Example Statistics - MDF Datasets

Example: We want to know how many datasets are in MDF and which datasets have the most records.

Note: This example is not kept up-to-date with the latest statistics.

If you want the current MDF statistics, you must run this code yourself.


In [1]:
from tqdm import tqdm
import pandas as pd
from mdf_forge.forge import Forge

In [2]:
mdf = Forge()

In [3]:
# First, let's search for all the datasets. There are less than 10,000 currently, so `search()` will work fine.
res = mdf.search("mdf.resource_type:dataset", advanced=True)
# Now, let's pull out the source_name, title, and number of records for each dataset.
mdf_resources = []
for r in tqdm(res):
    q = "mdf.resource_type:record AND mdf.source_name:" + r["mdf"]["source_name"]
    x, info = mdf.search(q, advanced=True, info=True, limit=0)
    mdf_resources.append((r['mdf']['source_name'], r['dc']["titles"][0]['title'], info["total_query_matches"]))
df = pd.DataFrame(mdf_resources, columns=['source_name', 'title', 'num_records'])

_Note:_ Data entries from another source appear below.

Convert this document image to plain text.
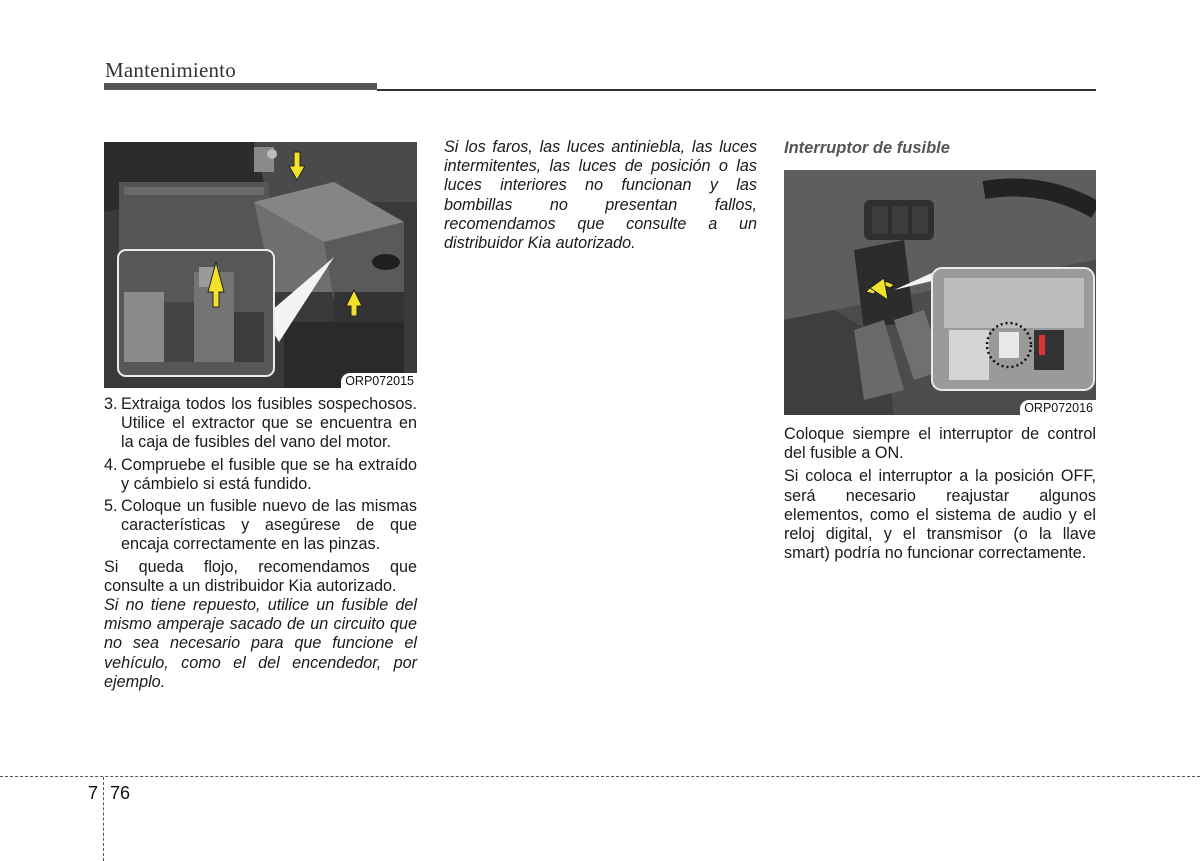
Mantenimiento
ORP072015
ORP072016
3. Extraiga todos los fusibles sospechosos. Utilice el extractor que se encuentra en la caja de fusibles del vano del motor.
4. Compruebe el fusible que se ha extraído y cámbielo si está fundido.
5. Coloque un fusible nuevo de las mismas características y asegúrese de que encaja correctamente en las pinzas.

Si queda flojo, recomendamos que consulte a un distribuidor Kia autorizado.

Si no tiene repuesto, utilice un fusible del mismo amperaje sacado de un circuito que no sea necesario para que funcione el vehículo, como el del encendedor, por ejemplo.

Si los faros, las luces antiniebla, las luces intermitentes, las luces de posición o las luces interiores no funcionan y las bombillas no presentan fallos, recomendamos que consulte a un distribuidor Kia autorizado.

Interruptor de fusible

Coloque siempre el interruptor de control del fusible a ON.

Si coloca el interruptor a la posición OFF, será necesario reajustar algunos elementos, como el sistema de audio y el reloj digital, y el transmisor (o la llave smart) podría no funcionar correctamente.

7 76
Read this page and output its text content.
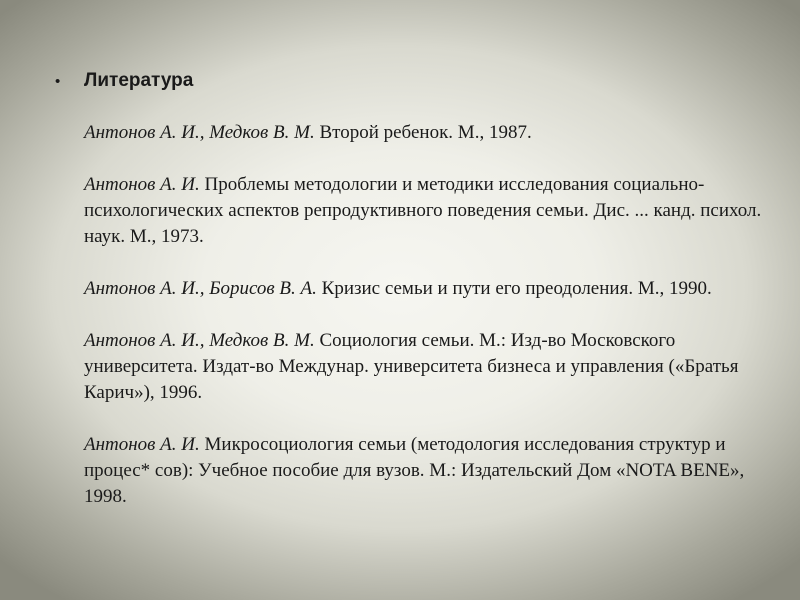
• Литература

Антонов А. И., Медков В. М. Второй ребенок. М., 1987.

Антонов А. И. Проблемы методологии и методики исследования социально-психологических аспектов репродуктивного поведения семьи. Дис. ... канд. психол. наук. М., 1973.

Антонов А. И., Борисов В. А. Кризис семьи и пути его преодоления. М., 1990.

Антонов А. И., Медков В. М. Социология семьи. М.: Изд-во Московского университета. Издат-во Междунар. университета бизнеса и управления («Братья Карич»), 1996.

Антонов А. И. Микросоциология семьи (методология исследования структур и процес* сов): Учебное пособие для вузов. М.: Издательский Дом «NOTA BENE», 1998.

100%|██████████| 373/373 [03:21<00:00,  1.85it/s]

In [4]:
# Finally, we can print the data we gathered.
print("Number of data resources: {n_datasets}".format(n_datasets=len(df)))
df.sort_values(by="num_records", ascending=False).head(15)

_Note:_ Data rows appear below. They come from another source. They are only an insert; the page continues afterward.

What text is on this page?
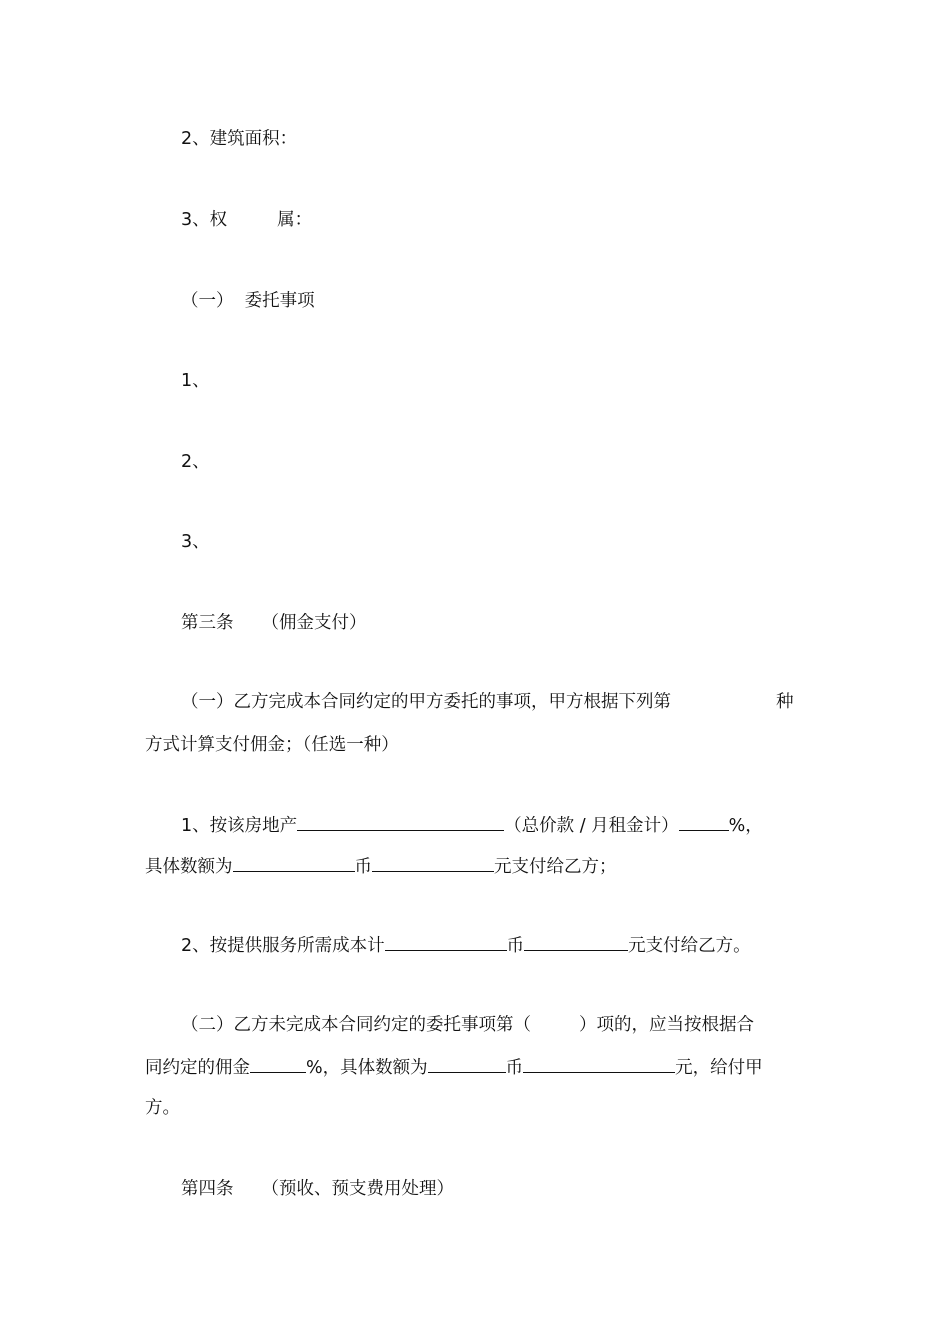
2、建筑面积：
3、权	属：
（一）  委托事项
1、
2、
3、
第三条 （佣金支付）
（一）乙方完成本合同约定的甲方委托的事项，甲方根据下列第	种
方式计算支付佣金；（任选一种）
1、按该房地产	（总价款 / 月租金计）	%，
具体数额为	币	元支付给乙方；
2、按提供服务所需成本计	币	元支付给乙方。
（二）乙方未完成本合同约定的委托事项第（	）项的，应当按根据合
同约定的佣金	%，具体数额为	币	元，给付甲
方。
第四条 （预收、预支费用处理）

Number of data resources: 373
Out[4]:
source_name title num_records
372 sstein_stein_bandgap_2019 Machine learning of optical properties of mate... 478111
78 oqmd The Open Quantum Materials Database 395348
338 stein_bandgap_2019 Machine learning of optical properties of mate... 180900
75 h2o_13 Machine-learning approach for one- and two-bod... 45482
74 ab_initio_solute_database High-throughput Ab-initio Dilute Solute Diffus... 31488
249 nist_xps_db NIST X-ray Photoelectron Spectroscopy Database 29189
4 jarvis JARVIS - Joint Automated Repository for Variou... 26559
6 amcs The American Mineralogist Crystal Structure Da... 19842
330 w_14 Accuracy and transferability of Gaussian appro... 9693
76 bfcc13 Cluster expansion made easy with Bayesian comp... 3783
246 cip Evaluation and comparison of classical interat... 3291
2 sluschi Solid and Liquid in Ultra Small Coexistence wi... 1618
331 surface_crystal_energy Data from: Surface energies of elemental crystals 1216
5 khazana_polymer Khazana (Polymer) 1073
327 mdr_item_1496 Ultrahigh Carbon Steel Micrographs 1007

In [5]:
# Bonus: How many records are in MDF in total?
df["num_records"].sum()


Out[5]:
1230958

In [ ]: